"Yes, everything else is worthless when compared with the infinite value of knowing Christ Jesus my Lord."
~ Philippians 3:8a~
I don't know if it shows, but I usually write for this blog during the times when I am feeling the most broken. That's why the posts usually contain so much hope- I need that hope to sustain me so that I can carry on and be okay. So that I can grow in my walk with Christ instead of being knocked down by Satan's arrows. Oftentimes, writing a post about what God has been teaching me and finding Scripture that supports my train of thought is enough to last me a few days. I write these posts for myself more than anyone else, to remind myself of truth when I am in doubt. And it works. But this week, God told me that wasn't enough. I need to know Him more.
It's no secret that this year has been rough for me. I've only told a couple of people the details of why, and honestly, the reasons aren't all that important. People go through much worse every day. Even so, hurt is hurt, and what's more important is the outcome of the trials I have been going through.
Though it was far from the most upsetting of the trials of this year, school was really stressful this semester and the anxiety it brought on caused my vision to be clouded. Now that the semester has come to an end, though, I can look back over the last several months with amazement at what God has done for me. Here are some highlights:
In the midst of my seemingly constant studying for classes, and rigorous preparation for my audition into the music program at Georgia College & State University, God opened the door for me to play in the band at the church that I had been attending for only two weeks. Since then, I have gotten to play and worship with those crazy-talented musicians several times and I am amazed and so thankful that God put such a blessed opportunity in my life.
I have found wonderful new friends at that church and have connected with a small group that encourages me to grow in Christ. In addition to my new friends, several of the friendships that I already had have strengthened into deeper, more encouraging relationships.
I was accepted into the music education program at Georgia College & State University and offered a $1,000 scholarship for the year. (Hooray!)

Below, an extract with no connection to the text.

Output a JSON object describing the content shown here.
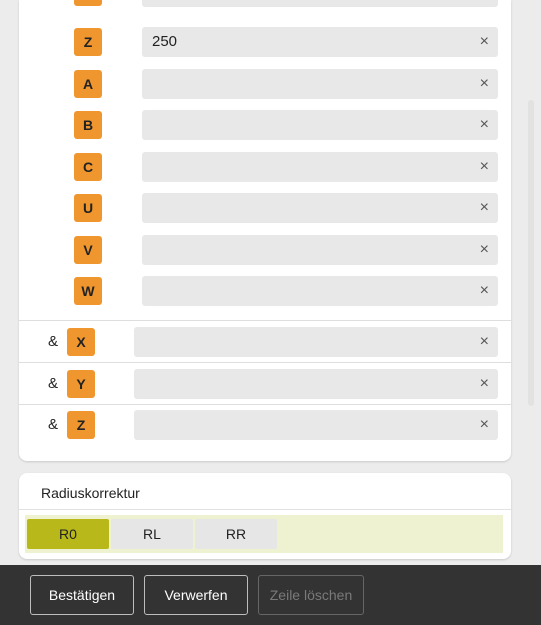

More than anything, though, I've learned a lot about the character of God this year. In order to have a growing relationship with someone, it is necessary to continuously learn more about who they are. When that relationship is with an infinite God, learning who He is is the most amazing thing possible. As I grow and change, He remains the same, and I gain new capacity to grasp more of Him. But I can't fill this capacity just through being thankful for His blessings and aware of His guidance. It must go deeper than that. Which is what I've been leading up to...
I cannot stress how important, how vital it is to communicate with God through prayer and studying the Word. It is possible to go through life without these things. It's even possible to be happy without these things. But it is not possible to have true joy or a growing relationship with the Lord, to experience His absolute best for your life, without praying to Him and reading His Word, which is alive.
I consistently come up short in my end of my relationship with God. I get distracted. I foolishly believe that it's okay to hold the gifts that He has given me closer than God Himself. I get lazy. I coast by.
That's not enough.
God does not hide Himself from us. Instead, He reaches through the distance we put between ourselves and Him, and shows His power everywhere. We have the amazing ability to speak to Him through prayer. In this country, we have the freedom to carry His Word around in our back pocket and read it as we please. It is so important to be in the Word. I wish I could explain the power that is within it, but I cannot.
There is nothing better. Everything apart from God is meaningless. Getting to know God through His Word is so powerful and beautiful. I have never experienced such Love or Power as this... but don't just trust me on that. You have to experience it for yourself.
"For the word of God is alive and powerful. It is sharper than the sharpest two-edged sword, cutting between soul and spirit, between joint and marrow. It exposes our innermost thoughts and desires."
~Hebrews 4:12~
"All Scripture is breathed out by God and profitable for teaching, for reproof, for correction, and for training in righteousness, that the man of God may be complete, equipped for every good work."
~2 Timothy 3:16-17~
"Don't worry about anything; instead, pray about everything. Tell God what you need, and thank Him for all He has done. Then you will experience God's peace, which exceeds anything we can understand. His peace will guard your hearts and minds as you live with Christ Jesus."
~Philippians 4:6-7~
When I read this I felt like I was reading my own words from 2 years ago. So cool to see how God is revealing Himself to you Samwise :) "You will seek Me and find Me, when you search for Me with all of your heart. I will be found by you."